Re: [v3 2/3] mm: Defer TLB flush by keeping both src and dst folios at migration

From: David Hildenbrand
Date: Mon Oct 30 2023 - 04:01:53 EST


On 30.10.23 08:25, Byungchul Park wrote:
Implementation of CONFIG_MIGRC that stands for 'Migration Read Copy'.
We always face the migration overhead at either promotion or demotion,
while working with tiered memory e.g. CXL memory and found out TLB
shootdown is a quite big one that is needed to get rid of if possible.

Fortunately, TLB flush can be defered or even skipped if both source and
destination of folios during migration are kept until all TLB flushes
required will have been done, of course, only if the target PTE entries
have read only permission, more precisely speaking, don't have write
permission. Otherwise, no doubt the folio might get messed up.

To achieve that:

1. For the folios that map only to non-writable TLB entries, prevent
TLB flush at migration by keeping both source and destination
folios, which will be handled later at a better time.

2. When any non-writable TLB entry changes to writable e.g. through
fault handler, give up CONFIG_MIGRC mechanism so as to perform
TLB flush required right away.

3. Temporarily stop migrc from working when the system is in very
high memory pressure e.g. direct reclaim needed.

The measurement result:

Architecture - x86_64
QEMU - kvm enabled, host cpu
Numa - 2 nodes (16 CPUs 1GB, no CPUs 8GB)
Linux Kernel - v6.6-rc5, numa balancing tiering on, demotion enabled
Benchmark - XSBench -p 50000000 (-p option makes the runtime longer)

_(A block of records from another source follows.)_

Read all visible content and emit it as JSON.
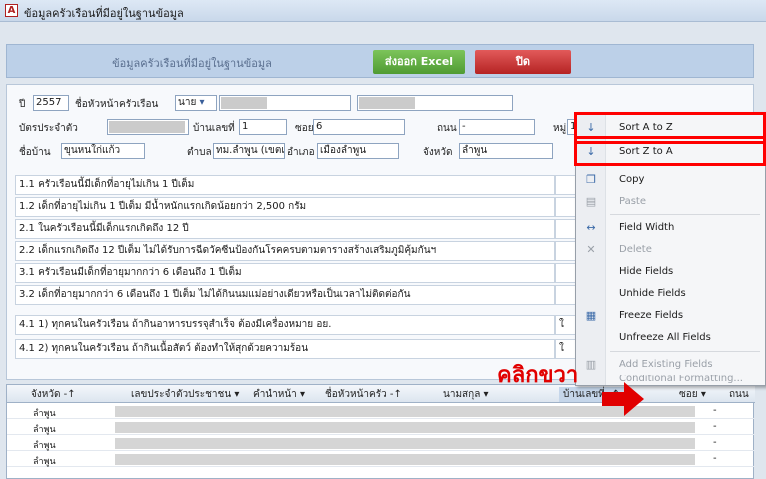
{
  "window": {
    "app_icon": "A",
    "title": "ข้อมูลครัวเรือนที่มีอยู่ในฐานข้อมูล"
  },
  "banner": {
    "title": "ข้อมูลครัวเรือนที่มีอยู่ในฐานข้อมูล",
    "excel_button": "ส่งออก Excel",
    "close_button": "ปิด"
  },
  "form": {
    "year_label": "ปี",
    "year_value": "2557",
    "head_label": "ชื่อหัวหน้าครัวเรือน",
    "prefix_value": "นาย",
    "id_label": "บัตรประจำตัว",
    "house_no_label": "บ้านเลขที่",
    "house_no_value": "1",
    "soi_label": "ซอย",
    "soi_value": "6",
    "road_label": "ถนน",
    "road_value": "-",
    "moo_label": "หมู่",
    "moo_value": "1",
    "village_label": "ชื่อบ้าน",
    "village_value": "ขุนหนใก่แก้ว",
    "tambon_label": "ตำบล",
    "tambon_value": "ทม.ลำพูน (เขตเมื",
    "amphoe_label": "อำเภอ",
    "amphoe_value": "เมืองลำพูน",
    "province_label": "จังหวัด",
    "province_value": "ลำพูน"
  },
  "questions": [
    {
      "text": "1.1 ครัวเรือนนี้มีเด็กที่อายุไม่เกิน 1 ปีเต็ม",
      "answer": ""
    },
    {
      "text": "1.2 เด็กที่อายุไม่เกิน 1 ปีเต็ม มีน้ำหนักแรกเกิดน้อยกว่า 2,500 กรัม",
      "answer": ""
    },
    {
      "text": "2.1 ในครัวเรือนนี้มีเด็กแรกเกิดถึง 12 ปี",
      "answer": ""
    },
    {
      "text": "2.2 เด็กแรกเกิดถึง 12 ปีเต็ม ไม่ได้รับการฉีดวัคซีนป้องกันโรคครบตามตารางสร้างเสริมภูมิคุ้มกันฯ",
      "answer": ""
    },
    {
      "text": "3.1 ครัวเรือนมีเด็กที่อายุมากกว่า 6 เดือนถึง 1 ปีเต็ม",
      "answer": ""
    },
    {
      "text": "3.2 เด็กที่อายุมากกว่า 6 เดือนถึง 1 ปีเต็ม ไม่ได้กินนมแม่อย่างเดียวหรือเป็นเวลาไม่ติดต่อกัน",
      "answer": ""
    },
    {
      "text": "4.1 1) ทุกคนในครัวเรือน ถ้ากินอาหารบรรจุสำเร็จ ต้องมีเครื่องหมาย อย.",
      "answer": "ใ"
    },
    {
      "text": "4.1 2) ทุกคนในครัวเรือน ถ้ากินเนื้อสัตว์ ต้องทำให้สุกด้วยความร้อน",
      "answer": "ใ"
    }
  ],
  "grid": {
    "columns": [
      "จังหวัด",
      "เลขประจำตัวประชาชน",
      "คำนำหน้า",
      "ชื่อหัวหน้าครัว",
      "นามสกุล",
      "บ้านเลขที่",
      "ซอย",
      "ถนน"
    ],
    "rows": [
      {
        "province": "ลำพูน",
        "road": "-"
      },
      {
        "province": "ลำพูน",
        "road": "-"
      },
      {
        "province": "ลำพูน",
        "road": "-"
      },
      {
        "province": "ลำพูน",
        "road": "-"
      }
    ]
  },
  "context_menu": {
    "items": [
      {
        "label": "Sort A to Z",
        "icon": "sort-ascending-icon",
        "disabled": false
      },
      {
        "label": "Sort Z to A",
        "icon": "sort-descending-icon",
        "disabled": false
      },
      {
        "label": "Copy",
        "icon": "copy-icon",
        "disabled": false
      },
      {
        "label": "Paste",
        "icon": "paste-icon",
        "disabled": true
      },
      {
        "label": "Field Width",
        "icon": "field-width-icon",
        "disabled": false
      },
      {
        "label": "Delete",
        "icon": "delete-icon",
        "disabled": true
      },
      {
        "label": "Hide Fields",
        "icon": "",
        "disabled": false
      },
      {
        "label": "Unhide Fields",
        "icon": "",
        "disabled": false
      },
      {
        "label": "Freeze Fields",
        "icon": "freeze-icon",
        "disabled": false
      },
      {
        "label": "Unfreeze All Fields",
        "icon": "",
        "disabled": false
      },
      {
        "label": "Add Existing Fields",
        "icon": "add-fields-icon",
        "disabled": true
      },
      {
        "label": "Conditional Formatting...",
        "icon": "conditional-format-icon",
        "disabled": true
      }
    ]
  },
  "annotation": {
    "text": "คลิกขวา",
    "color": "#e10000"
  },
  "colors": {
    "excel_button": "#5aa83a",
    "close_button": "#c83030",
    "highlight": "#ff0000"
  }
}
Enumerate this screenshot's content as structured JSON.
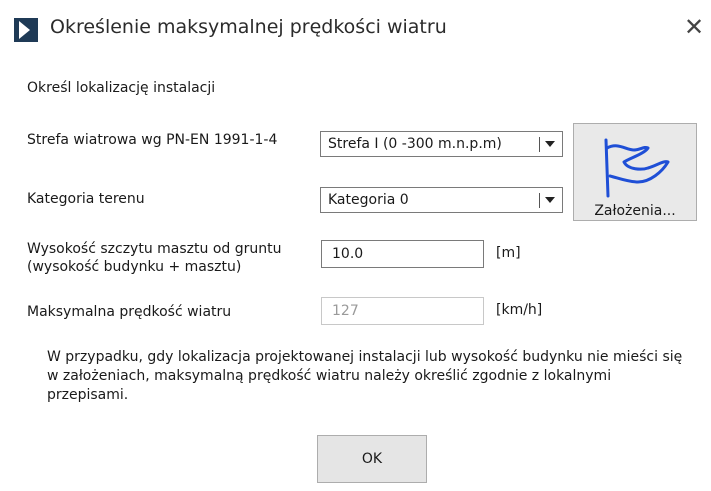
{
  "window": {
    "title": "Określenie maksymalnej prędkości wiatru",
    "close_glyph": "✕",
    "app_icon": "dialog-app-icon"
  },
  "form": {
    "heading": "Określ lokalizację instalacji",
    "wind_zone": {
      "label": "Strefa wiatrowa wg PN-EN 1991-1-4",
      "selected": "Strefa I (0 -300 m.n.p.m)"
    },
    "terrain": {
      "label": "Kategoria terenu",
      "selected": "Kategoria 0"
    },
    "height": {
      "label_line1": "Wysokość szczytu masztu od gruntu",
      "label_line2": "(wysokość budynku + masztu)",
      "value": "10.0",
      "unit": "[m]"
    },
    "max_speed": {
      "label": "Maksymalna prędkość wiatru",
      "value": "127",
      "unit": "[km/h]"
    },
    "assumptions_button": {
      "label": "Założenia...",
      "icon": "flag-icon",
      "icon_color": "#1f4fd6"
    }
  },
  "note": "W przypadku, gdy lokalizacja projektowanej instalacji lub wysokość budynku nie mieści się w założeniach, maksymalną prędkość wiatru należy określić zgodnie z lokalnymi przepisami.",
  "buttons": {
    "ok": "OK"
  }
}
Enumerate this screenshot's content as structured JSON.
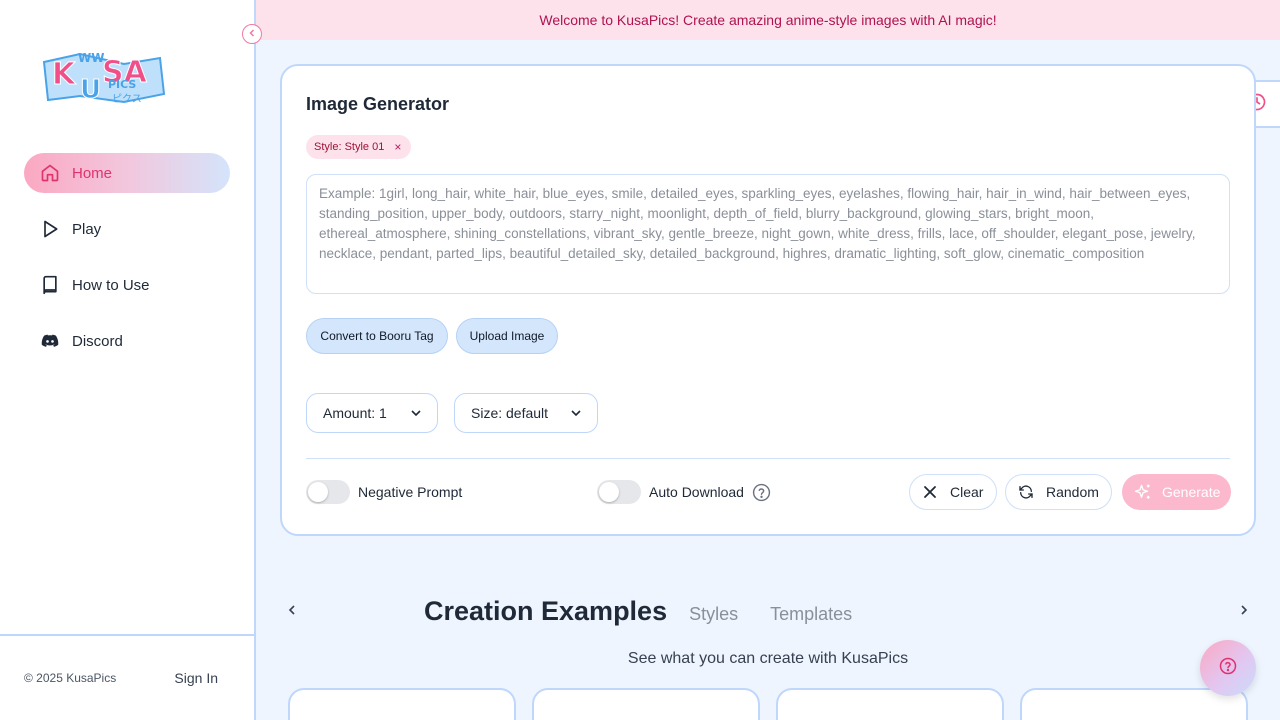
{
  "app": {
    "logo_text": "KUSA PICS",
    "brand_colors": {
      "pink": "#f04f8a",
      "blue": "#bfd7fb"
    }
  },
  "banner": {
    "text": "Welcome to KusaPics! Create amazing anime-style images with AI magic!"
  },
  "sidebar": {
    "items": [
      {
        "label": "Home",
        "icon": "home-icon",
        "active": true
      },
      {
        "label": "Play",
        "icon": "play-icon",
        "active": false
      },
      {
        "label": "How to Use",
        "icon": "book-icon",
        "active": false
      },
      {
        "label": "Discord",
        "icon": "discord-icon",
        "active": false
      }
    ],
    "copyright": "© 2025 KusaPics",
    "sign_in": "Sign In"
  },
  "generator": {
    "title": "Image Generator",
    "style_chip": "Style: Style 01",
    "style_chip_close": "×",
    "prompt_placeholder": "Example: 1girl, long_hair, white_hair, blue_eyes, smile, detailed_eyes, sparkling_eyes, eyelashes, flowing_hair, hair_in_wind, hair_between_eyes, standing_position, upper_body, outdoors, starry_night, moonlight, depth_of_field, blurry_background, glowing_stars, bright_moon, ethereal_atmosphere, shining_constellations, vibrant_sky, gentle_breeze, night_gown, white_dress, frills, lace, off_shoulder, elegant_pose, jewelry, necklace, pendant, parted_lips, beautiful_detailed_sky, detailed_background, highres, dramatic_lighting, soft_glow, cinematic_composition",
    "convert_label": "Convert to Booru Tag",
    "upload_label": "Upload Image",
    "amount_label": "Amount: 1",
    "size_label": "Size: default",
    "negative_prompt_label": "Negative Prompt",
    "negative_prompt_on": false,
    "auto_download_label": "Auto Download",
    "auto_download_on": false,
    "clear_label": "Clear",
    "random_label": "Random",
    "generate_label": "Generate"
  },
  "examples": {
    "tabs": [
      "Creation Examples",
      "Styles",
      "Templates"
    ],
    "active_tab": "Creation Examples",
    "subtitle": "See what you can create with KusaPics"
  }
}
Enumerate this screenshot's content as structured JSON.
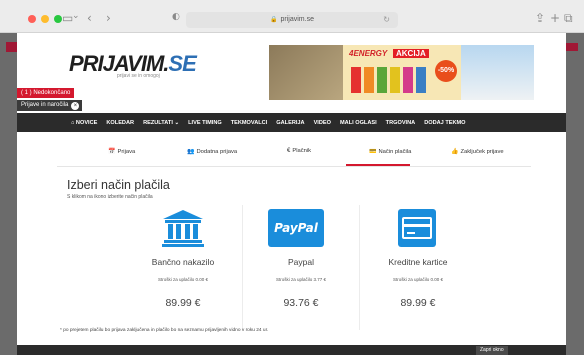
{
  "browser": {
    "url": "prijavim.se",
    "lock_icon": "🔒",
    "reload_icon": "↻"
  },
  "header": {
    "logo_main": "PRIJAVIM.",
    "logo_se": "SE",
    "logo_tagline": "prijavi se in omogoj",
    "banner": {
      "brand": "4ENERGY",
      "promo": "AKCIJA",
      "discount": "-50%"
    }
  },
  "badges": {
    "unfinished": "( 1 ) Nedokončano",
    "orders": "Prijave in naročila"
  },
  "nav": {
    "items": [
      "⌂ NOVICE",
      "KOLEDAR",
      "REZULTATI ⌄",
      "LIVE TIMING",
      "TEKMOVALCI",
      "GALERIJA",
      "VIDEO",
      "MALI OGLASI",
      "TRGOVINA",
      "DODAJ TEKMO"
    ]
  },
  "steps": {
    "items": [
      {
        "icon": "📅",
        "label": "Prijava"
      },
      {
        "icon": "👥",
        "label": "Dodatna prijava"
      },
      {
        "icon": "€",
        "label": "Plačnik"
      },
      {
        "icon": "💳",
        "label": "Način plačila"
      },
      {
        "icon": "👍",
        "label": "Zaključek prijave"
      }
    ],
    "active_index": 3
  },
  "main": {
    "heading": "Izberi način plačila",
    "subheading": "S klikom na ikono izberite način plačila",
    "methods": [
      {
        "icon": "bank-icon",
        "name": "Bančno nakazilo",
        "fee": "Stroški za uplačilo 0.00 €",
        "price": "89.99 €"
      },
      {
        "icon": "paypal-icon",
        "icon_text": "PayPal",
        "name": "Paypal",
        "fee": "Stroški za uplačilo 3.77 €",
        "price": "93.76 €"
      },
      {
        "icon": "credit-card-icon",
        "name": "Kreditne kartice",
        "fee": "Stroški za uplačilo 0.00 €",
        "price": "89.99 €"
      }
    ],
    "footnote": "* po prejetem plačilu bo prijava zaključena in plačilo bo na seznamu prijavljenih vidno v roku 24 ur."
  },
  "footer": {
    "button": "Zapri okno"
  },
  "colors": {
    "accent_red": "#d4182e",
    "paypal_blue": "#1a8ddb",
    "nav_dark": "#2b2b2b"
  }
}
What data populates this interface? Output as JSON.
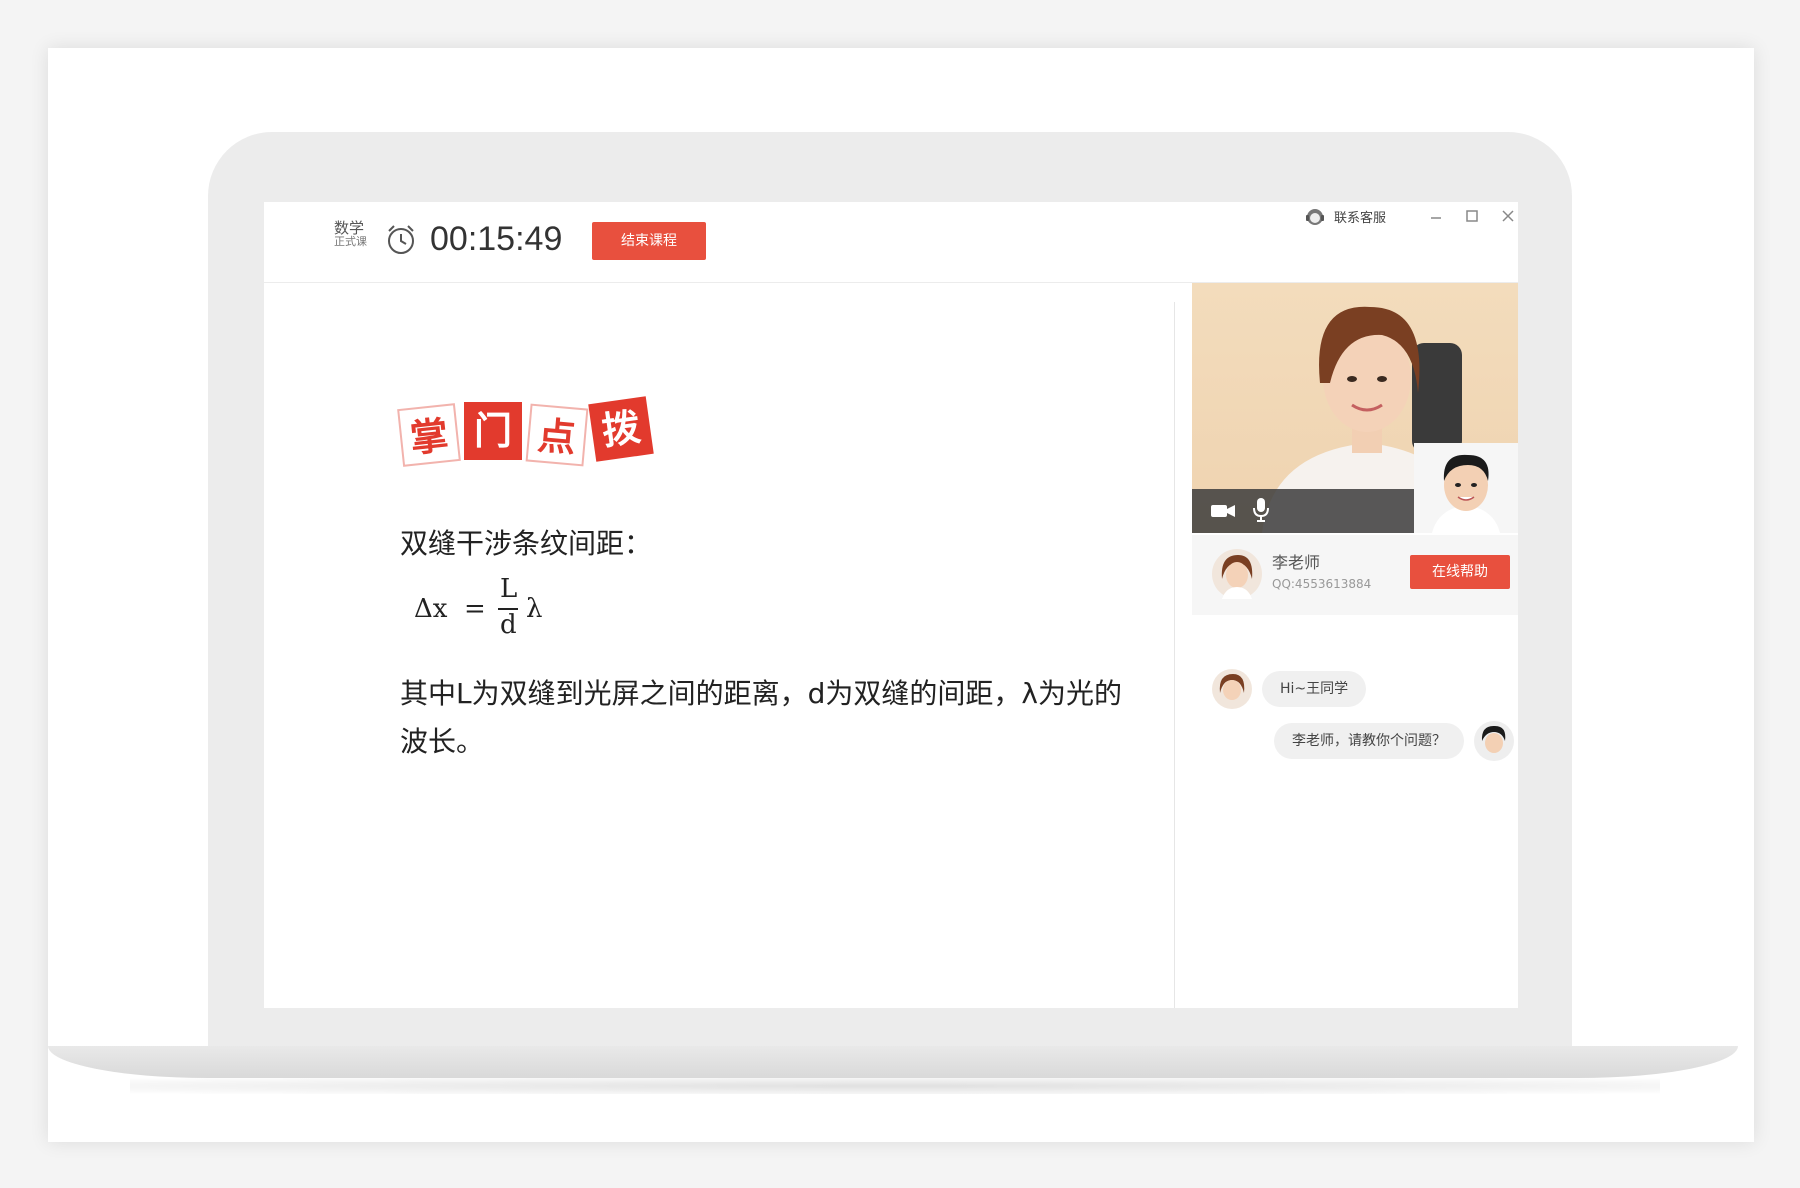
{
  "header": {
    "subject": "数学",
    "subject_sub": "正式课",
    "timer": "00:15:49",
    "end_button": "结束课程",
    "service": "联系客服"
  },
  "lesson": {
    "stamp_chars": [
      "掌",
      "门",
      "点",
      "拨"
    ],
    "formula_title": "双缝干涉条纹间距：",
    "formula": {
      "lhs": "Δx",
      "eq": "=",
      "numerator": "L",
      "denominator": "d",
      "tail": "λ"
    },
    "explanation": "其中L为双缝到光屏之间的距离，d为双缝的间距，λ为光的波长。"
  },
  "teacher": {
    "name": "李老师",
    "qq": "QQ:4553613884",
    "help_button": "在线帮助"
  },
  "chat": [
    {
      "from": "teacher",
      "text": "Hi~王同学"
    },
    {
      "from": "student",
      "text": "李老师，请教你个问题？"
    }
  ],
  "colors": {
    "accent": "#e8503e",
    "stamp_red": "#e23a2d"
  }
}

run 'perf stat' using events:
1) itlb.itlb_flush
2) tlb_flush.dtlb_thread
3) tlb_flush.stlb_any
4) dTLB-load-misses
5) dTLB-store-misses
6) iTLB-load-misses

run 'cat /proc/vmstat' and pick:
1) numa_pages_migrated
2) pgmigrate_success
3) nr_tlb_remote_flush
4) nr_tlb_remote_flush_received
5) nr_tlb_local_flush_all
6) nr_tlb_local_flush_one

BEFORE - mainline v6.6-rc5
------------------------------------------
$ perf stat -a \
-e itlb.itlb_flush \
-e tlb_flush.dtlb_thread \
-e tlb_flush.stlb_any \
-e dTLB-load-misses \
-e dTLB-store-misses \
-e iTLB-load-misses \
./XSBench -p 50000000

Performance counter stats for 'system wide':

20953405 itlb.itlb_flush
114886593 tlb_flush.dtlb_thread
88267015 tlb_flush.stlb_any
115304095543 dTLB-load-misses
163904743 dTLB-store-misses
608486259 iTLB-load-misses

556.787113849 seconds time elapsed

$ cat /proc/vmstat

...
numa_pages_migrated 3378748
pgmigrate_success 7720310
nr_tlb_remote_flush 751464
nr_tlb_remote_flush_received 10742115
nr_tlb_local_flush_all 21899
nr_tlb_local_flush_one 740157
...

AFTER - mainline v6.6-rc5 + CONFIG_MIGRC
------------------------------------------
$ perf stat -a \
-e itlb.itlb_flush \
-e tlb_flush.dtlb_thread \
-e tlb_flush.stlb_any \
-e dTLB-load-misses \
-e dTLB-store-misses \
-e iTLB-load-misses \
./XSBench -p 50000000

Performance counter stats for 'system wide':

4353555 itlb.itlb_flush
72482780 tlb_flush.dtlb_thread
68226458 tlb_flush.stlb_any
114331610808 dTLB-load-misses
116084771 dTLB-store-misses
377180518 iTLB-load-misses

552.667718220 seconds time elapsed

$ cat /proc/vmstat


So, an improvement of 0.74% ? How stable are the results? Serious question: worth the churn?

Or did I get the numbers wrong?

#define node_present_pages(nid) (NODE_DATA(nid)->node_present_pages)
diff --git a/include/linux/page-flags.h b/include/linux/page-flags.h
index 5c02720c53a5..1ca2ac91aa14 100644
--- a/include/linux/page-flags.h
+++ b/include/linux/page-flags.h
@@ -135,6 +135,9 @@ enum pageflags {
#ifdef CONFIG_ARCH_USES_PG_ARCH_X
PG_arch_2,
PG_arch_3,
+#endif
+#ifdef CONFIG_MIGRC
+ PG_migrc, /* Page has its copy under migrc's control */
#endif
__NR_PAGEFLAGS,
@@ -589,6 +592,10 @@ TESTCLEARFLAG(Young, young, PF_ANY)
PAGEFLAG(Idle, idle, PF_ANY)
#endif
+#ifdef CONFIG_MIGRC
+PAGEFLAG(Migrc, migrc, PF_ANY)
+#endif

I assume you know this: new pageflags are frowned upon.

--
Cheers,

David / dhildenb